- Signers: 270,000 (2021)
- Language family: ASL? Burmese Sign Language;
- Dialects: (Yangon) Rangoon; Mandalay;

Language codes
- ISO 639-3: ysm
- Glottolog: myan1234

= Burmese sign language =

Sign languages of Myanmar

There are one or two known sign languages in Myanmar (Burma).
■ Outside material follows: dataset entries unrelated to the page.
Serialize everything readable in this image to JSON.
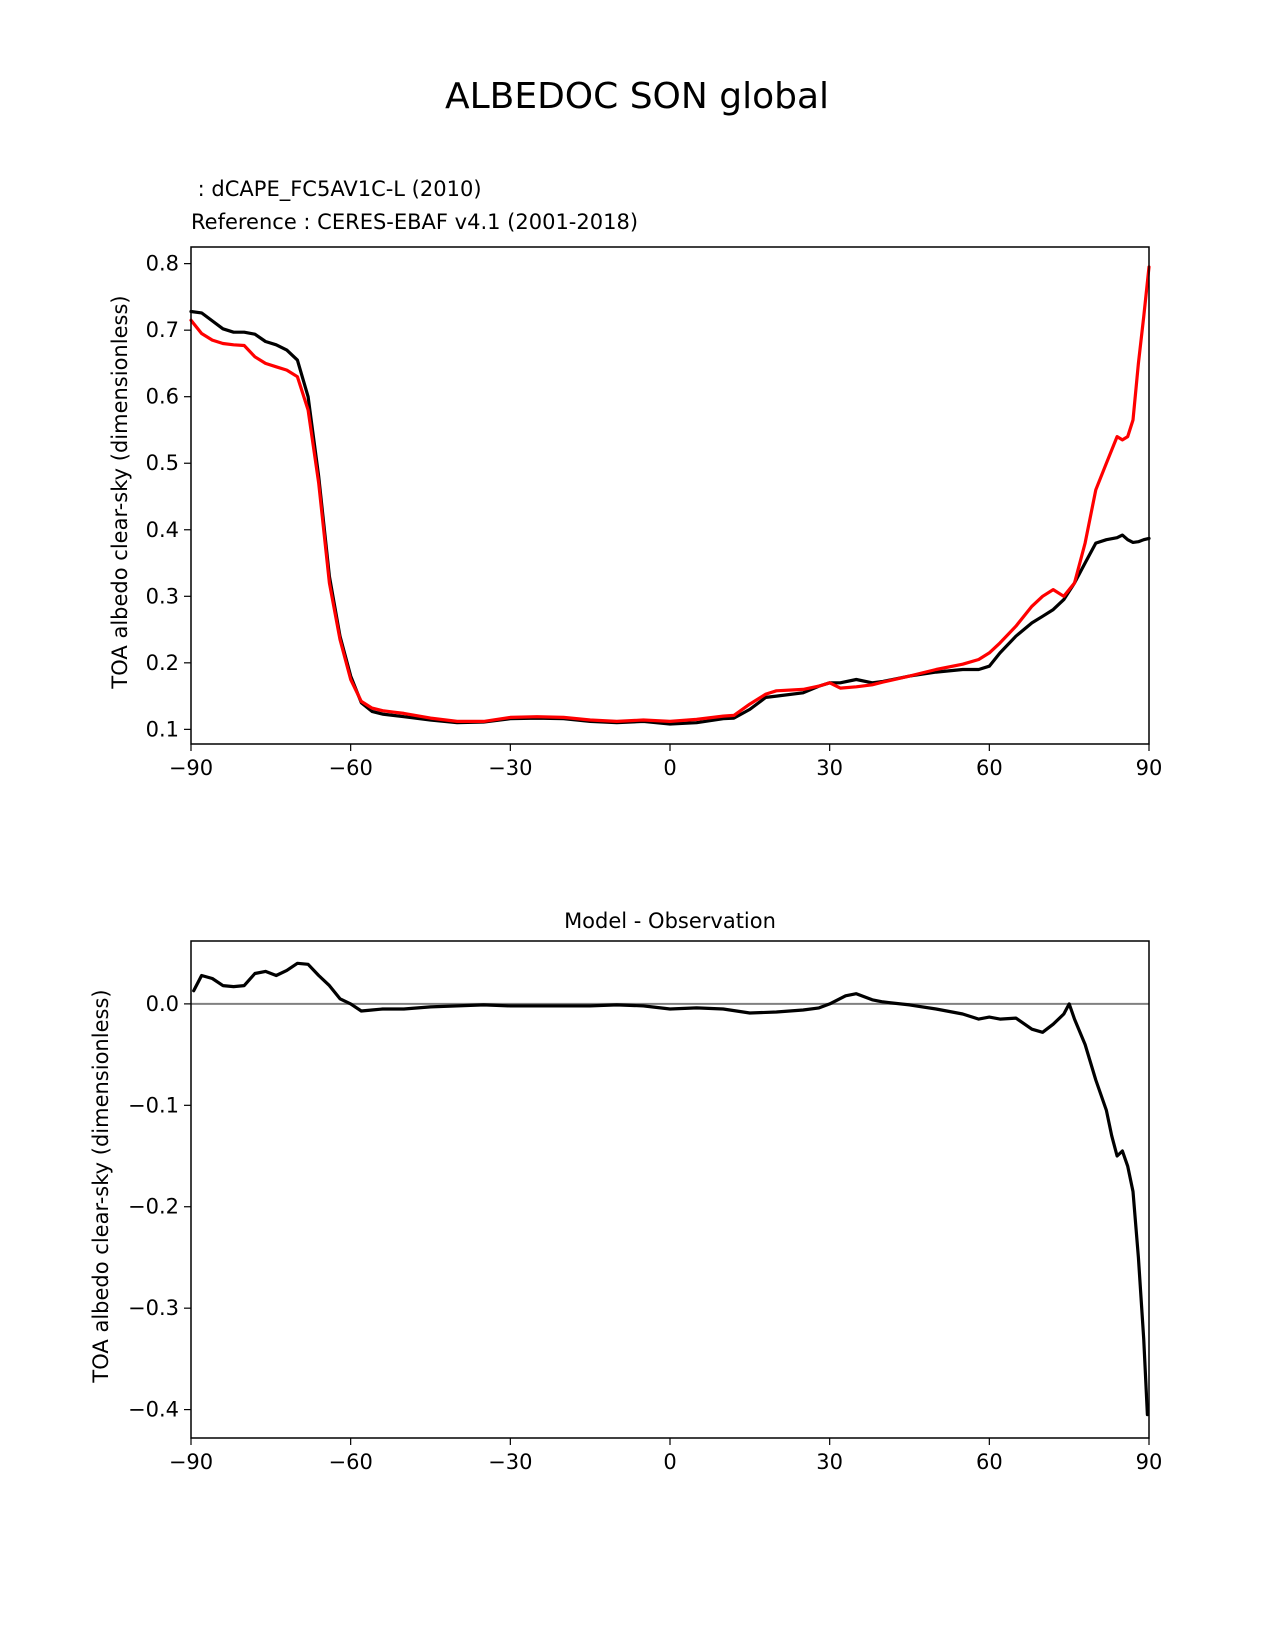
{
  "figure": {
    "suptitle": "ALBEDOC SON global",
    "test_label": " : dCAPE_FC5AV1C-L (2010)",
    "ref_label": "Reference : CERES-EBAF v4.1 (2001-2018)",
    "colors": {
      "test": "#000000",
      "ref": "#ff0000",
      "zero_line": "#808080"
    }
  },
  "chart_data": [
    {
      "type": "line",
      "title": "",
      "xlabel": "",
      "ylabel": "TOA albedo clear-sky (dimensionless)",
      "xlim": [
        -90,
        90
      ],
      "ylim": [
        0.078,
        0.825
      ],
      "xticks": [
        -90,
        -60,
        -30,
        0,
        30,
        60,
        90
      ],
      "xtick_labels": [
        "−90",
        "−60",
        "−30",
        "0",
        "30",
        "60",
        "90"
      ],
      "yticks": [
        0.1,
        0.2,
        0.3,
        0.4,
        0.5,
        0.6,
        0.7,
        0.8
      ],
      "ytick_labels": [
        "0.1",
        "0.2",
        "0.3",
        "0.4",
        "0.5",
        "0.6",
        "0.7",
        "0.8"
      ],
      "x": [
        -90,
        -88,
        -86,
        -84,
        -82,
        -80,
        -78,
        -76,
        -74,
        -72,
        -70,
        -68,
        -66,
        -64,
        -62,
        -60,
        -58,
        -56,
        -54,
        -52,
        -50,
        -45,
        -40,
        -35,
        -30,
        -25,
        -20,
        -15,
        -10,
        -5,
        0,
        5,
        10,
        12,
        15,
        18,
        20,
        25,
        28,
        30,
        32,
        35,
        38,
        40,
        45,
        50,
        55,
        58,
        60,
        62,
        65,
        68,
        70,
        72,
        74,
        76,
        78,
        80,
        82,
        84,
        85,
        86,
        87,
        88,
        89,
        90
      ],
      "series": [
        {
          "values": [
            0.728,
            0.726,
            0.714,
            0.702,
            0.697,
            0.697,
            0.694,
            0.683,
            0.678,
            0.67,
            0.655,
            0.6,
            0.48,
            0.33,
            0.24,
            0.18,
            0.14,
            0.127,
            0.123,
            0.121,
            0.119,
            0.114,
            0.11,
            0.111,
            0.116,
            0.117,
            0.116,
            0.112,
            0.11,
            0.112,
            0.108,
            0.11,
            0.116,
            0.117,
            0.13,
            0.148,
            0.15,
            0.155,
            0.165,
            0.17,
            0.17,
            0.175,
            0.17,
            0.172,
            0.18,
            0.186,
            0.19,
            0.19,
            0.195,
            0.215,
            0.24,
            0.26,
            0.27,
            0.28,
            0.295,
            0.32,
            0.35,
            0.38,
            0.385,
            0.388,
            0.392,
            0.385,
            0.381,
            0.382,
            0.385,
            0.387
          ]
        },
        {
          "values": [
            0.715,
            0.695,
            0.685,
            0.68,
            0.678,
            0.677,
            0.66,
            0.65,
            0.645,
            0.64,
            0.63,
            0.58,
            0.47,
            0.32,
            0.235,
            0.175,
            0.142,
            0.132,
            0.128,
            0.126,
            0.124,
            0.117,
            0.112,
            0.112,
            0.118,
            0.119,
            0.118,
            0.114,
            0.112,
            0.114,
            0.112,
            0.115,
            0.12,
            0.121,
            0.138,
            0.153,
            0.158,
            0.16,
            0.165,
            0.17,
            0.162,
            0.164,
            0.167,
            0.171,
            0.18,
            0.19,
            0.198,
            0.205,
            0.215,
            0.23,
            0.255,
            0.285,
            0.3,
            0.31,
            0.3,
            0.32,
            0.38,
            0.46,
            0.5,
            0.54,
            0.535,
            0.54,
            0.565,
            0.65,
            0.72,
            0.795
          ]
        }
      ]
    },
    {
      "type": "line",
      "title": "Model - Observation",
      "xlabel": "",
      "ylabel": "TOA albedo clear-sky (dimensionless)",
      "xlim": [
        -90,
        90
      ],
      "ylim": [
        -0.428,
        0.062
      ],
      "xticks": [
        -90,
        -60,
        -30,
        0,
        30,
        60,
        90
      ],
      "xtick_labels": [
        "−90",
        "−60",
        "−30",
        "0",
        "30",
        "60",
        "90"
      ],
      "yticks": [
        0.0,
        -0.1,
        -0.2,
        -0.3,
        -0.4
      ],
      "ytick_labels": [
        "0.0",
        "−0.1",
        "−0.2",
        "−0.3",
        "−0.4"
      ],
      "hline": 0,
      "x": [
        -89.5,
        -88,
        -86,
        -84,
        -82,
        -80,
        -78,
        -76,
        -74,
        -72,
        -70,
        -68,
        -66,
        -64,
        -62,
        -60,
        -58,
        -56,
        -54,
        -52,
        -50,
        -45,
        -40,
        -35,
        -30,
        -25,
        -20,
        -15,
        -10,
        -5,
        0,
        5,
        10,
        15,
        20,
        25,
        28,
        30,
        33,
        35,
        38,
        40,
        45,
        50,
        55,
        58,
        60,
        62,
        65,
        68,
        70,
        72,
        74,
        75,
        76,
        78,
        80,
        82,
        83,
        84,
        85,
        86,
        87,
        88,
        89,
        89.7
      ],
      "series": [
        {
          "values": [
            0.013,
            0.028,
            0.025,
            0.018,
            0.017,
            0.018,
            0.03,
            0.032,
            0.028,
            0.033,
            0.04,
            0.039,
            0.028,
            0.018,
            0.005,
            0.0,
            -0.007,
            -0.006,
            -0.005,
            -0.005,
            -0.005,
            -0.003,
            -0.002,
            -0.001,
            -0.002,
            -0.002,
            -0.002,
            -0.002,
            -0.001,
            -0.002,
            -0.005,
            -0.004,
            -0.005,
            -0.009,
            -0.008,
            -0.006,
            -0.004,
            0.0,
            0.008,
            0.01,
            0.004,
            0.002,
            -0.001,
            -0.005,
            -0.01,
            -0.015,
            -0.013,
            -0.015,
            -0.014,
            -0.025,
            -0.028,
            -0.02,
            -0.01,
            0.0,
            -0.015,
            -0.04,
            -0.075,
            -0.105,
            -0.13,
            -0.15,
            -0.145,
            -0.16,
            -0.185,
            -0.25,
            -0.33,
            -0.405
          ]
        }
      ]
    }
  ]
}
There are three schools for the deaf in the country: the Mary Chapman School for the Deaf in Yangon (est. 1920), the School for the Deaf, Mandalay (est. 1964), and the Immanuel School for the Deaf in Kalay (est. 2005). At least in Yangon, instruction in oral, in the Burmese language, with sign used to support it. The sign of Yangon and Mandalay is different, but it is not clear if they are one language or two. Influences on the language(s) include ASL in all schools, as well as Korean Sign Language, Australian Sign Language, Thai Sign Language, and possibly a local substratum. A government project was set up in 2010 to establish a national sign language with the aid of the Japanese Federation of the Deaf.
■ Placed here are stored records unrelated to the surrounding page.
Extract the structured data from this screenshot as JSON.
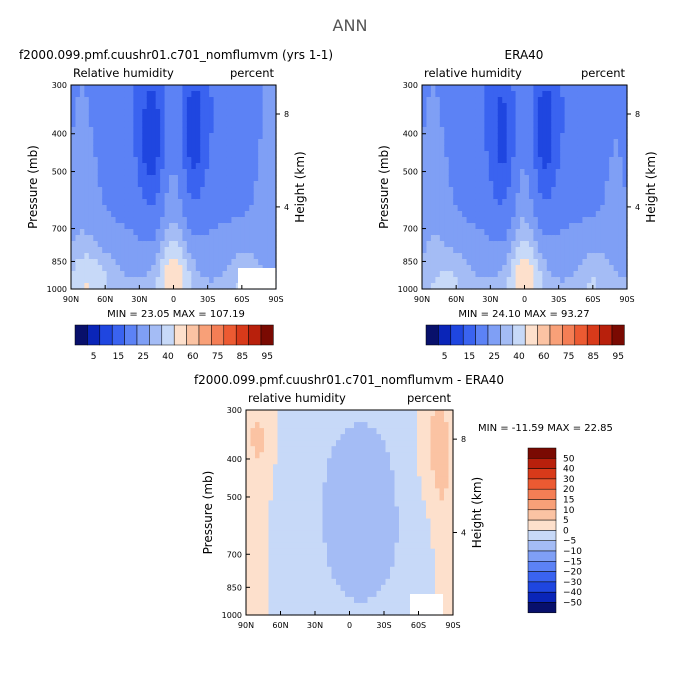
{
  "page_title": "ANN",
  "colors": {
    "blue": [
      "#08106b",
      "#0a25b8",
      "#1f46e0",
      "#3a63f0",
      "#5c82f5",
      "#7f9ff5",
      "#a4bcf5",
      "#c7d9f8"
    ],
    "red": [
      "#fde0cc",
      "#fbc3a3",
      "#f8a078",
      "#f47e55",
      "#ec5a32",
      "#d83a1a",
      "#b8200c",
      "#7a0a02"
    ],
    "near_zero": "#fbe9dc"
  },
  "chart_data": [
    {
      "type": "heatmap",
      "title": "f2000.099.pmf.cuushr01.c701_nomflumvm (yrs 1-1)",
      "variable_label": "Relative humidity",
      "units_label": "percent",
      "ylabel": "Pressure (mb)",
      "ylabel_right": "Height (km)",
      "x_ticks": [
        "90N",
        "60N",
        "30N",
        "0",
        "30S",
        "60S",
        "90S"
      ],
      "y_ticks": [
        "300",
        "400",
        "500",
        "700",
        "850",
        "1000"
      ],
      "y_right_ticks": [
        "8",
        "4"
      ],
      "min_max_text": "MIN =  23.05   MAX = 107.19",
      "min": 23.05,
      "max": 107.19,
      "levels": [
        5,
        15,
        25,
        40,
        60,
        75,
        85,
        95
      ],
      "colorbar_labels": [
        "5",
        "15",
        "25",
        "40",
        "60",
        "75",
        "85",
        "95"
      ]
    },
    {
      "type": "heatmap",
      "title": "ERA40",
      "variable_label": "relative humidity",
      "units_label": "percent",
      "ylabel": "Pressure (mb)",
      "ylabel_right": "Height (km)",
      "x_ticks": [
        "90N",
        "60N",
        "30N",
        "0",
        "30S",
        "60S",
        "90S"
      ],
      "y_ticks": [
        "300",
        "400",
        "500",
        "700",
        "850",
        "1000"
      ],
      "y_right_ticks": [
        "8",
        "4"
      ],
      "min_max_text": "MIN =  24.10   MAX =  93.27",
      "min": 24.1,
      "max": 93.27,
      "levels": [
        5,
        15,
        25,
        40,
        60,
        75,
        85,
        95
      ],
      "colorbar_labels": [
        "5",
        "15",
        "25",
        "40",
        "60",
        "75",
        "85",
        "95"
      ]
    },
    {
      "type": "heatmap",
      "title": "f2000.099.pmf.cuushr01.c701_nomflumvm - ERA40",
      "variable_label": "relative humidity",
      "units_label": "percent",
      "ylabel": "Pressure (mb)",
      "ylabel_right": "Height (km)",
      "x_ticks": [
        "90N",
        "60N",
        "30N",
        "0",
        "30S",
        "60S",
        "90S"
      ],
      "y_ticks": [
        "300",
        "400",
        "500",
        "700",
        "850",
        "1000"
      ],
      "y_right_ticks": [
        "8",
        "4"
      ],
      "min_max_text": "MIN = -11.59   MAX =  22.85",
      "min": -11.59,
      "max": 22.85,
      "levels": [
        -50,
        -40,
        -30,
        -20,
        -15,
        -10,
        -5,
        0,
        5,
        10,
        15,
        20,
        30,
        40,
        50
      ],
      "colorbar_labels": [
        "50",
        "40",
        "30",
        "20",
        "15",
        "10",
        "5",
        "0",
        "−5",
        "−10",
        "−15",
        "−20",
        "−30",
        "−40",
        "−50"
      ]
    }
  ]
}
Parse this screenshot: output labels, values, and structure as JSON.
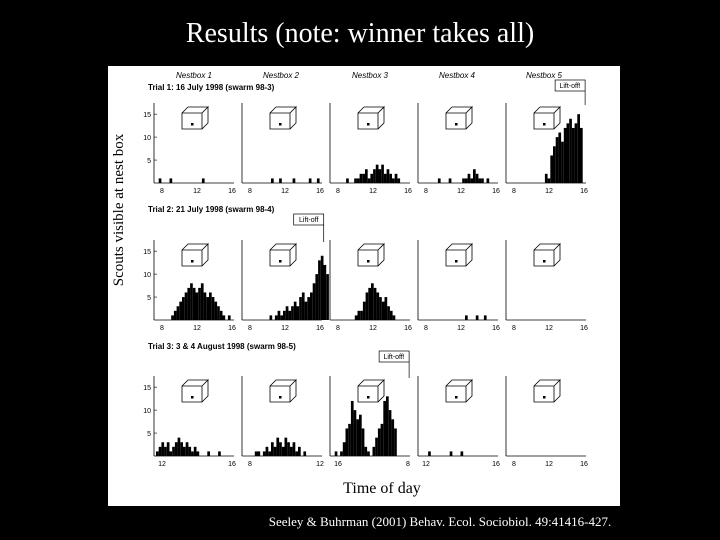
{
  "title": "Results (note: winner takes all)",
  "citation": "Seeley & Buhrman (2001) Behav. Ecol. Sociobiol. 49:41416-427.",
  "chart_data": {
    "type": "bar",
    "ylabel": "Scouts visible at nest box",
    "xlabel": "Time of day",
    "ylim": [
      0,
      17
    ],
    "nestbox_labels": [
      "Nestbox 1",
      "Nestbox 2",
      "Nestbox 3",
      "Nestbox 4",
      "Nestbox 5"
    ],
    "trials": [
      {
        "title": "Trial 1: 16 July 1998 (swarm 98-3)",
        "y_ticks": [
          "15",
          "10",
          "5"
        ],
        "x_ticks": [
          [
            "8",
            "12",
            "16"
          ],
          [
            "8",
            "12",
            "16"
          ],
          [
            "8",
            "12",
            "16"
          ],
          [
            "8",
            "12",
            "16"
          ],
          [
            "8",
            "12",
            "16"
          ]
        ],
        "liftoff_label": "Lift-off!",
        "liftoff_panel": 4,
        "liftoff_pos": 0.92,
        "panels": [
          {
            "start": 0.0,
            "values": [
              0,
              1,
              0,
              0,
              0,
              1,
              0,
              0,
              0,
              0,
              0,
              0,
              0,
              0,
              0,
              0,
              0,
              1,
              0,
              0,
              0,
              0,
              0,
              0,
              0,
              0,
              0,
              0,
              0,
              0,
              0,
              0
            ]
          },
          {
            "start": 0.0,
            "values": [
              0,
              0,
              0,
              0,
              0,
              0,
              0,
              0,
              0,
              0,
              1,
              0,
              0,
              1,
              0,
              0,
              0,
              0,
              1,
              0,
              0,
              0,
              0,
              0,
              1,
              0,
              0,
              1,
              0,
              0,
              0,
              0
            ]
          },
          {
            "start": 0.15,
            "values": [
              0,
              1,
              0,
              0,
              1,
              1,
              2,
              2,
              3,
              1,
              2,
              3,
              4,
              3,
              4,
              2,
              3,
              2,
              1,
              2,
              1,
              0,
              0,
              0,
              0,
              0,
              0,
              0,
              0,
              0
            ]
          },
          {
            "start": 0.2,
            "values": [
              0,
              1,
              0,
              0,
              0,
              1,
              0,
              0,
              0,
              0,
              1,
              1,
              2,
              1,
              3,
              2,
              1,
              1,
              0,
              1,
              0,
              0,
              0,
              0,
              0,
              0
            ]
          },
          {
            "start": 0.45,
            "values": [
              0,
              2,
              1,
              6,
              8,
              10,
              11,
              9,
              12,
              13,
              14,
              12,
              13,
              15,
              12
            ]
          }
        ]
      },
      {
        "title": "Trial 2: 21 July 1998 (swarm 98-4)",
        "y_ticks": [
          "15",
          "10",
          "5"
        ],
        "x_ticks": [
          [
            "8",
            "12",
            "16"
          ],
          [
            "8",
            "12",
            "16"
          ],
          [
            "8",
            "12",
            "16"
          ],
          [
            "8",
            "12",
            "16"
          ],
          [
            "8",
            "12",
            "16"
          ]
        ],
        "liftoff_label": "Lift-off",
        "liftoff_panel": 1,
        "liftoff_pos": 0.95,
        "panels": [
          {
            "start": 0.2,
            "values": [
              1,
              2,
              3,
              4,
              5,
              6,
              7,
              8,
              7,
              6,
              7,
              8,
              6,
              5,
              6,
              5,
              4,
              3,
              2,
              1,
              0,
              1
            ]
          },
          {
            "start": 0.3,
            "values": [
              0,
              1,
              0,
              1,
              2,
              1,
              2,
              3,
              2,
              3,
              4,
              3,
              5,
              6,
              4,
              5,
              6,
              8,
              10,
              13,
              14,
              12,
              10
            ]
          },
          {
            "start": 0.3,
            "values": [
              1,
              2,
              2,
              4,
              6,
              7,
              8,
              7,
              6,
              5,
              4,
              5,
              3,
              2,
              1
            ]
          },
          {
            "start": 0.45,
            "values": [
              0,
              0,
              0,
              0,
              1,
              0,
              0,
              0,
              1,
              0,
              0,
              1
            ]
          },
          {
            "start": 0.0,
            "values": []
          }
        ]
      },
      {
        "title": "Trial 3: 3 & 4 August 1998 (swarm 98-5)",
        "y_ticks": [
          "15",
          "10",
          "5"
        ],
        "x_ticks": [
          [
            "12",
            "16"
          ],
          [
            "8",
            "12"
          ],
          [
            "16",
            "8"
          ],
          [
            "12",
            "16"
          ],
          [
            "8",
            "12",
            "16"
          ]
        ],
        "liftoff_label": "Lift-off!",
        "liftoff_panel": 2,
        "liftoff_pos": 0.92,
        "panels": [
          {
            "start": 0.0,
            "values": [
              1,
              2,
              3,
              2,
              3,
              1,
              2,
              3,
              4,
              3,
              2,
              3,
              2,
              1,
              2,
              1,
              0,
              0,
              0,
              1,
              0,
              0,
              0,
              1,
              0
            ]
          },
          {
            "start": 0.0,
            "values": [
              0,
              0,
              0,
              0,
              1,
              1,
              0,
              1,
              2,
              1,
              3,
              2,
              4,
              3,
              2,
              4,
              3,
              2,
              3,
              1,
              2,
              0,
              1,
              0,
              0,
              0,
              0
            ]
          },
          {
            "start": 0.0,
            "values": [
              0,
              1,
              0,
              1,
              3,
              6,
              7,
              12,
              10,
              8,
              9,
              6,
              2,
              1,
              0,
              2,
              4,
              6,
              7,
              12,
              13,
              10,
              8,
              6
            ]
          },
          {
            "start": 0.0,
            "values": [
              0,
              0,
              0,
              1,
              0,
              0,
              0,
              0,
              0,
              0,
              0,
              1,
              0,
              0,
              0,
              1,
              0,
              0,
              0,
              0
            ]
          },
          {
            "start": 0.0,
            "values": [
              0,
              0,
              0,
              0,
              0,
              0,
              0,
              0,
              0,
              0,
              0,
              0,
              0,
              0,
              0
            ]
          }
        ]
      }
    ]
  }
}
Two manual alphabets are in use in Yangon: the American manual alphabet, which may or may not be well known, and a Burmese-based alphabet taught during the 1970s and 1980s.

==Relevant literature==
- Foote, Ellen. "Negotiating language in a deaf classroom in Myanmar: lessons for mother tongue education." Language, Culture and Curriculum 33, no. 4 (2020): 417-432.
- Foote, Ellen. Sign Languages and Linguistic Citizenship: A Critical Ethnographic Study of the Yangon Deaf Community. Routledge, 2020.